The Last Children of Tokyo presents a hauntingly unsettling new normal. In the Japan of the future, contamination from an unspecific world disaster has yielded a tragic dichotomy in Japan’s population. Those born prior to the disaster, grow older but without the degradation that once accompanied old age. These super centenarians watch in sadness as each successive generation is born more feeble, malformed and short lived than the last.

Its original Japanese title translates as Emissary. This has significance and actually refers to one of the only plot elements in a work that turns out to be surprisingly plot bare. The novel serves more as a vehicle for a reimagining of many aspects of the society and lives in Japan as they stand today. These changes can range from farcical to sinister. For example, the allure of foreign culture has fallen so far that even naturalised loanwords are discouraged from use. Ubiquity of maladies and defects has had the effect of eliminating prejudices towards the disabled or infirm. The rural nostalgia exhibited in much of Japan'a creative works is present here but with the biting twist that regional parochialism virtually strangulated trade of produce within Japan.

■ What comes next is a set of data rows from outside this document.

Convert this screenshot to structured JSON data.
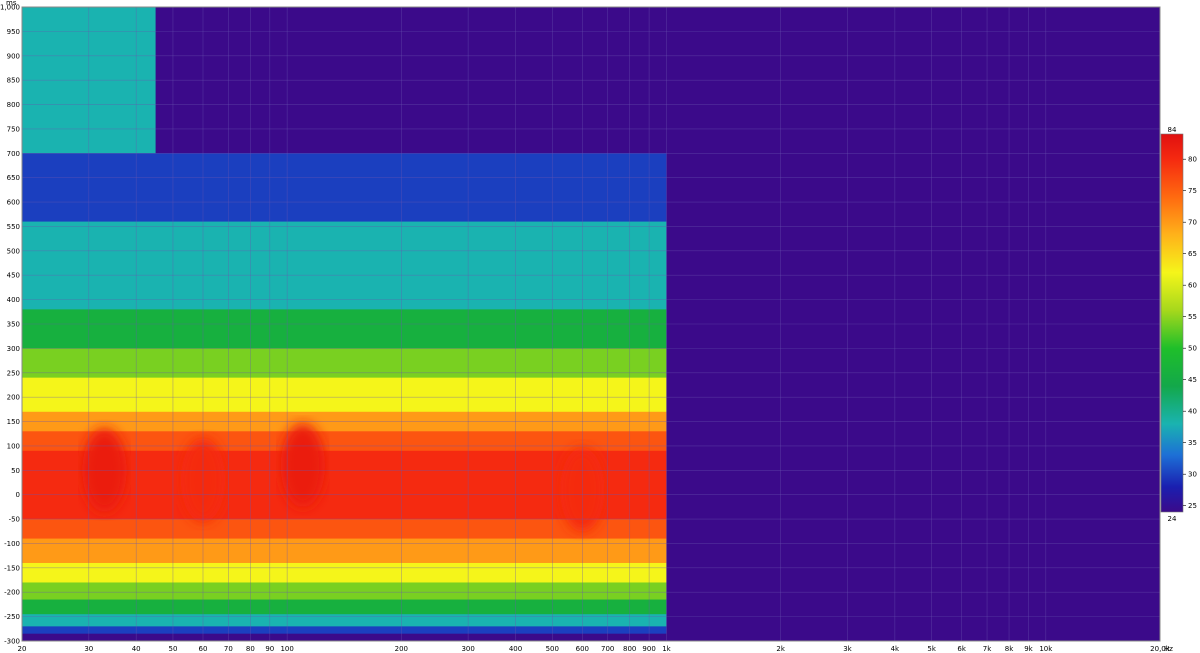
{
  "chart_data": {
    "type": "heatmap",
    "subtype": "wavelet-spectrogram",
    "x_scale": "log",
    "xlim": [
      20,
      20000
    ],
    "ylim": [
      -300,
      1000
    ],
    "y_unit": "ms",
    "x_unit": "Hz",
    "x_ticks": [
      {
        "value": 20,
        "label": "20"
      },
      {
        "value": 30,
        "label": "30"
      },
      {
        "value": 40,
        "label": "40"
      },
      {
        "value": 50,
        "label": "50"
      },
      {
        "value": 60,
        "label": "60"
      },
      {
        "value": 70,
        "label": "70"
      },
      {
        "value": 80,
        "label": "80"
      },
      {
        "value": 90,
        "label": "90"
      },
      {
        "value": 100,
        "label": "100"
      },
      {
        "value": 200,
        "label": "200"
      },
      {
        "value": 300,
        "label": "300"
      },
      {
        "value": 400,
        "label": "400"
      },
      {
        "value": 500,
        "label": "500"
      },
      {
        "value": 600,
        "label": "600"
      },
      {
        "value": 700,
        "label": "700"
      },
      {
        "value": 800,
        "label": "800"
      },
      {
        "value": 900,
        "label": "900"
      },
      {
        "value": 1000,
        "label": "1k"
      },
      {
        "value": 2000,
        "label": "2k"
      },
      {
        "value": 3000,
        "label": "3k"
      },
      {
        "value": 4000,
        "label": "4k"
      },
      {
        "value": 5000,
        "label": "5k"
      },
      {
        "value": 6000,
        "label": "6k"
      },
      {
        "value": 7000,
        "label": "7k"
      },
      {
        "value": 8000,
        "label": "8k"
      },
      {
        "value": 9000,
        "label": "9k"
      },
      {
        "value": 10000,
        "label": "10k"
      },
      {
        "value": 20000,
        "label": "20,0k"
      }
    ],
    "y_ticks": [
      {
        "value": 1000,
        "label": "1,000"
      },
      {
        "value": 950,
        "label": "950"
      },
      {
        "value": 900,
        "label": "900"
      },
      {
        "value": 850,
        "label": "850"
      },
      {
        "value": 800,
        "label": "800"
      },
      {
        "value": 750,
        "label": "750"
      },
      {
        "value": 700,
        "label": "700"
      },
      {
        "value": 650,
        "label": "650"
      },
      {
        "value": 600,
        "label": "600"
      },
      {
        "value": 550,
        "label": "550"
      },
      {
        "value": 500,
        "label": "500"
      },
      {
        "value": 450,
        "label": "450"
      },
      {
        "value": 400,
        "label": "400"
      },
      {
        "value": 350,
        "label": "350"
      },
      {
        "value": 300,
        "label": "300"
      },
      {
        "value": 250,
        "label": "250"
      },
      {
        "value": 200,
        "label": "200"
      },
      {
        "value": 150,
        "label": "150"
      },
      {
        "value": 100,
        "label": "100"
      },
      {
        "value": 50,
        "label": "50"
      },
      {
        "value": 0,
        "label": "0"
      },
      {
        "value": -50,
        "label": "-50"
      },
      {
        "value": -100,
        "label": "-100"
      },
      {
        "value": -150,
        "label": "-150"
      },
      {
        "value": -200,
        "label": "-200"
      },
      {
        "value": -250,
        "label": "-250"
      },
      {
        "value": -300,
        "label": "-300"
      }
    ],
    "x_unit_label": "Hz",
    "y_unit_label": "ms",
    "grid": true,
    "colorbar": {
      "placement": "right",
      "min": 24,
      "max": 84,
      "min_label": "24",
      "max_label": "84",
      "ticks": [
        {
          "value": 80,
          "label": "80"
        },
        {
          "value": 75,
          "label": "75"
        },
        {
          "value": 70,
          "label": "70"
        },
        {
          "value": 65,
          "label": "65"
        },
        {
          "value": 60,
          "label": "60"
        },
        {
          "value": 55,
          "label": "55"
        },
        {
          "value": 50,
          "label": "50"
        },
        {
          "value": 45,
          "label": "45"
        },
        {
          "value": 40,
          "label": "40"
        },
        {
          "value": 35,
          "label": "35"
        },
        {
          "value": 30,
          "label": "30"
        },
        {
          "value": 25,
          "label": "25"
        }
      ],
      "stops": [
        {
          "value": 24,
          "color": "#3b0a8a"
        },
        {
          "value": 28,
          "color": "#1a1fb0"
        },
        {
          "value": 33,
          "color": "#1d6fd6"
        },
        {
          "value": 38,
          "color": "#1ab3b0"
        },
        {
          "value": 44,
          "color": "#13a84a"
        },
        {
          "value": 50,
          "color": "#1fbf2a"
        },
        {
          "value": 56,
          "color": "#a6d81c"
        },
        {
          "value": 62,
          "color": "#f5f51a"
        },
        {
          "value": 68,
          "color": "#ffb21a"
        },
        {
          "value": 74,
          "color": "#ff6a10"
        },
        {
          "value": 80,
          "color": "#f52a10"
        },
        {
          "value": 84,
          "color": "#e01010"
        }
      ]
    },
    "background_color": "#3b0a8a",
    "data_extent_hz": [
      20,
      1000
    ],
    "approx_energy": {
      "main_band_ms": [
        -50,
        150
      ],
      "peak_level": 82,
      "floor_level": 24,
      "onset_ms": -250,
      "features": [
        {
          "freq_hz": 33,
          "level": 82,
          "time_ms": 50
        },
        {
          "freq_hz": 60,
          "level": 80,
          "time_ms": 30
        },
        {
          "freq_hz": 110,
          "level": 82,
          "time_ms": 60
        },
        {
          "freq_hz": 600,
          "level": 80,
          "time_ms": 10
        }
      ]
    }
  }
}
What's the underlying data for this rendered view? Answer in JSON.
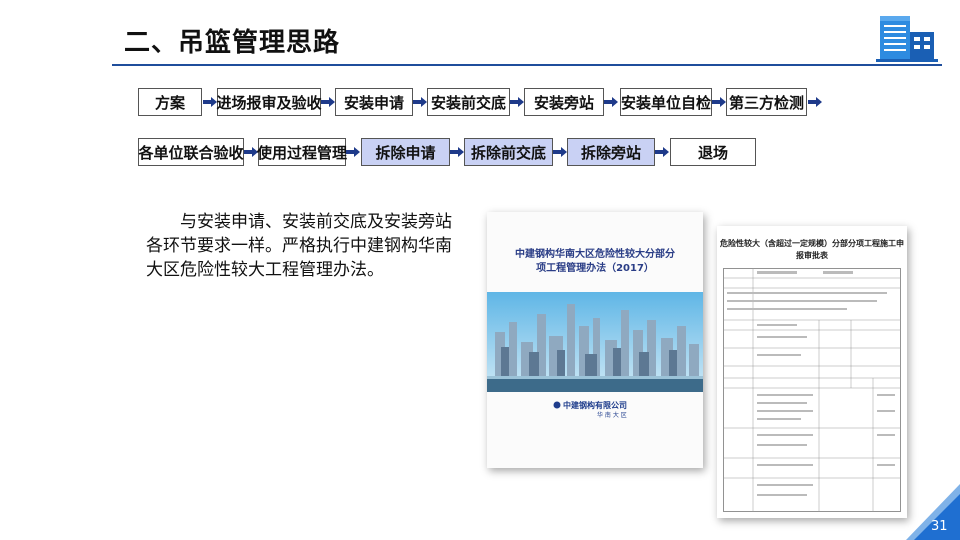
{
  "header": {
    "title": "二、吊篮管理思路",
    "logo_icon": "office-building-icon"
  },
  "flow": {
    "row1": [
      "方案",
      "进场报审及验收",
      "安装申请",
      "安装前交底",
      "安装旁站",
      "安装单位自检",
      "第三方检测"
    ],
    "row2": [
      "各单位联合验收",
      "使用过程管理",
      "拆除申请",
      "拆除前交底",
      "拆除旁站",
      "退场"
    ],
    "row2_highlighted": [
      "拆除申请",
      "拆除前交底",
      "拆除旁站"
    ],
    "arrow_icon": "right-arrow-icon",
    "highlight_color": "#c9d1f4"
  },
  "body_text": "与安装申请、安装前交底及安装旁站各环节要求一样。严格执行中建钢构华南大区危险性较大工程管理办法。",
  "doc_cover": {
    "title_line1": "中建钢构华南大区危险性较大分部分",
    "title_line2": "项工程管理办法（2017）",
    "company": "中建钢构有限公司",
    "region": "华 南 大 区"
  },
  "doc_form": {
    "title_line1": "危险性较大（含超过一定规模）分部分项工程施工申",
    "title_line2": "报审批表"
  },
  "footer": {
    "page_number": "31",
    "accent_color": "#1f6fd1"
  }
}
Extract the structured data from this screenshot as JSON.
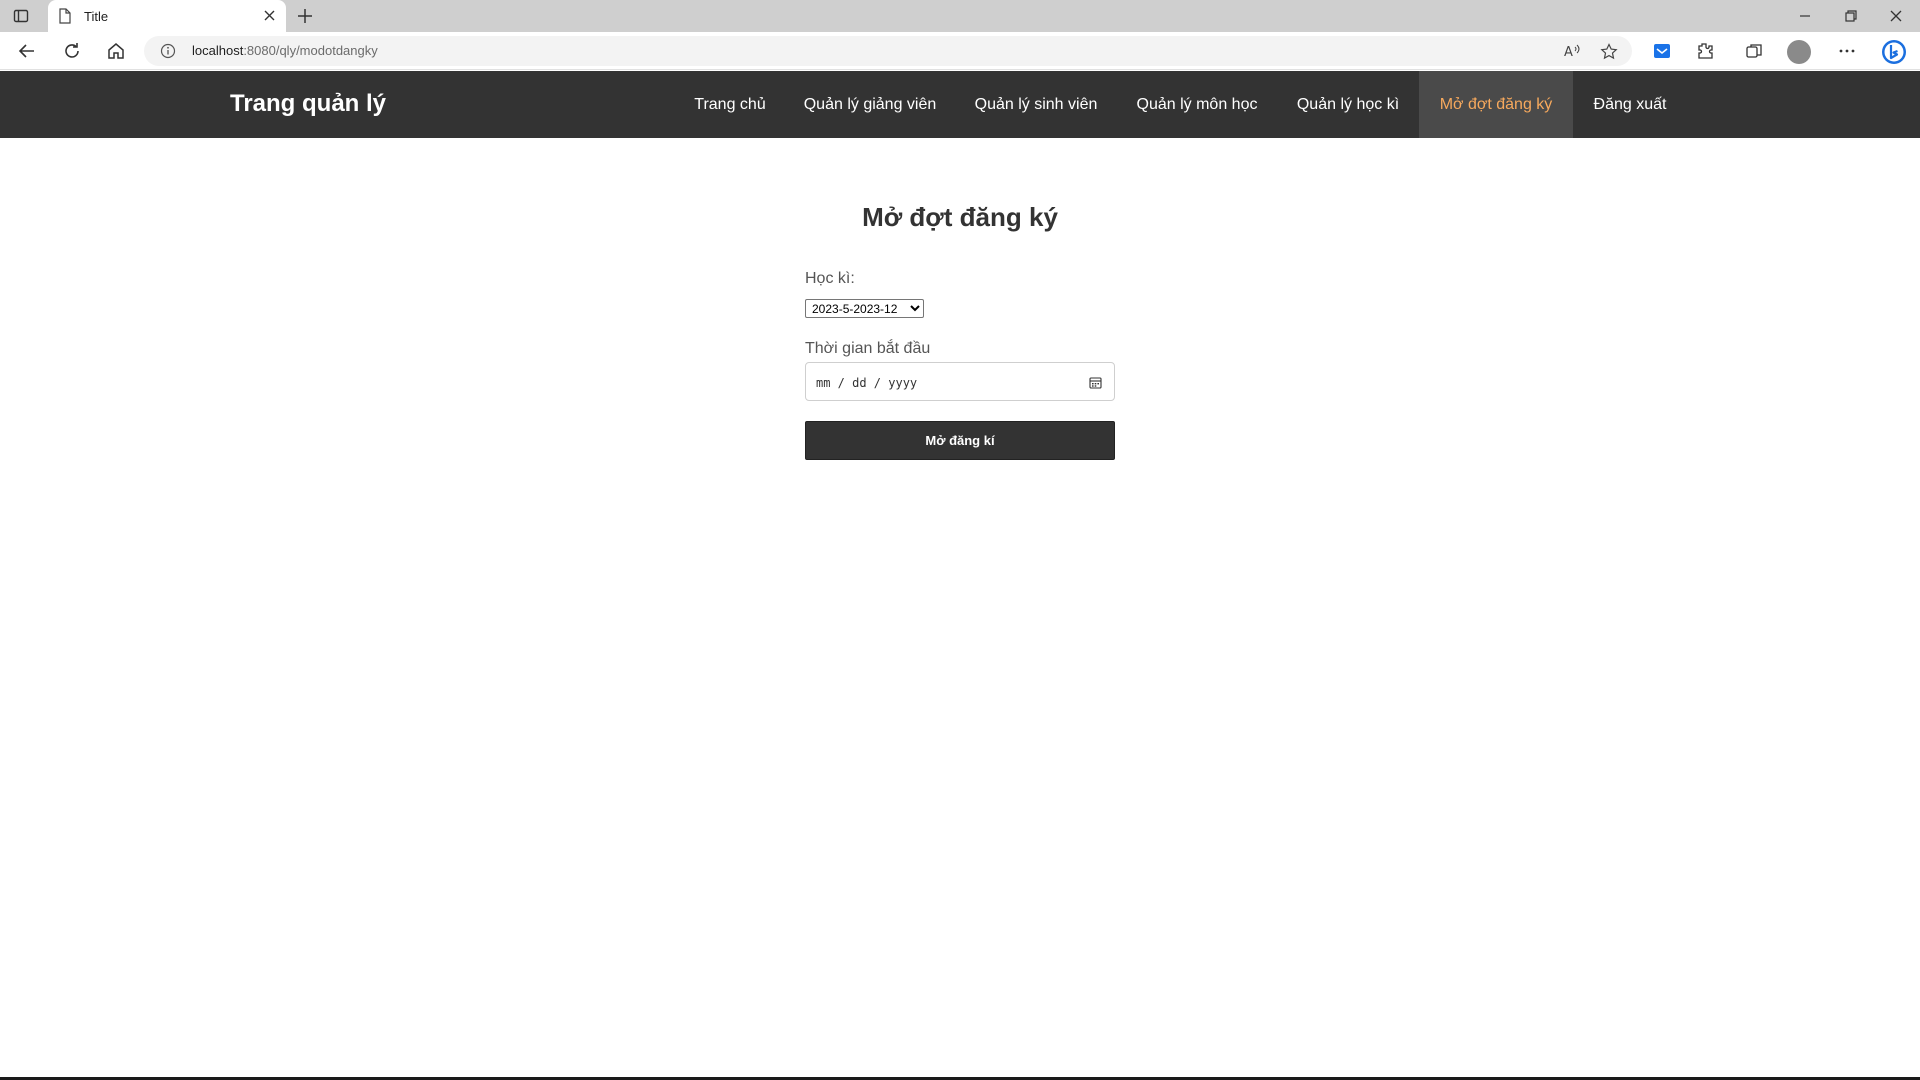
{
  "browser": {
    "tab_title": "Title",
    "url_host": "localhost",
    "url_rest": ":8080/qly/modotdangky"
  },
  "navbar": {
    "brand": "Trang quản lý",
    "items": [
      {
        "label": "Trang chủ"
      },
      {
        "label": "Quản lý giảng viên"
      },
      {
        "label": "Quản lý sinh viên"
      },
      {
        "label": "Quản lý môn học"
      },
      {
        "label": "Quản lý học kì"
      },
      {
        "label": "Mở đợt đăng ký"
      },
      {
        "label": "Đăng xuất"
      }
    ],
    "active_color": "#f7a95d",
    "background": "#333333"
  },
  "form": {
    "title": "Mở đợt đăng ký",
    "semester_label": "Học kì:",
    "semester_value": "2023-5-2023-12",
    "start_label": "Thời gian bắt đầu",
    "date_placeholder": "mm / dd / yyyy",
    "submit_label": "Mở đăng kí"
  }
}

There are also strong but vague hints that Tokyo might have it better than outlying islands.

Author, Yoko Tawada, writes in both Japanese and German and has garnered accolades in both languages including the Akutagawa Prize in 1993. Magical realism, which often features in her works, is absent here. Instead, she crafts a surreal but hypnotically intriguing world that reveals itself in a very gradual, unforced manner. For a book of only 144 pages it feels like much more.

Shelf: 913.6 TAW
[Kentōshi. English]
The last children of Tokyo.
by Yoko Tawada ; translated by Margaret Mitsutani.
London : Portobello Books, 2018.
138 pages ; 20 cm.
Translated into English from the Japanese.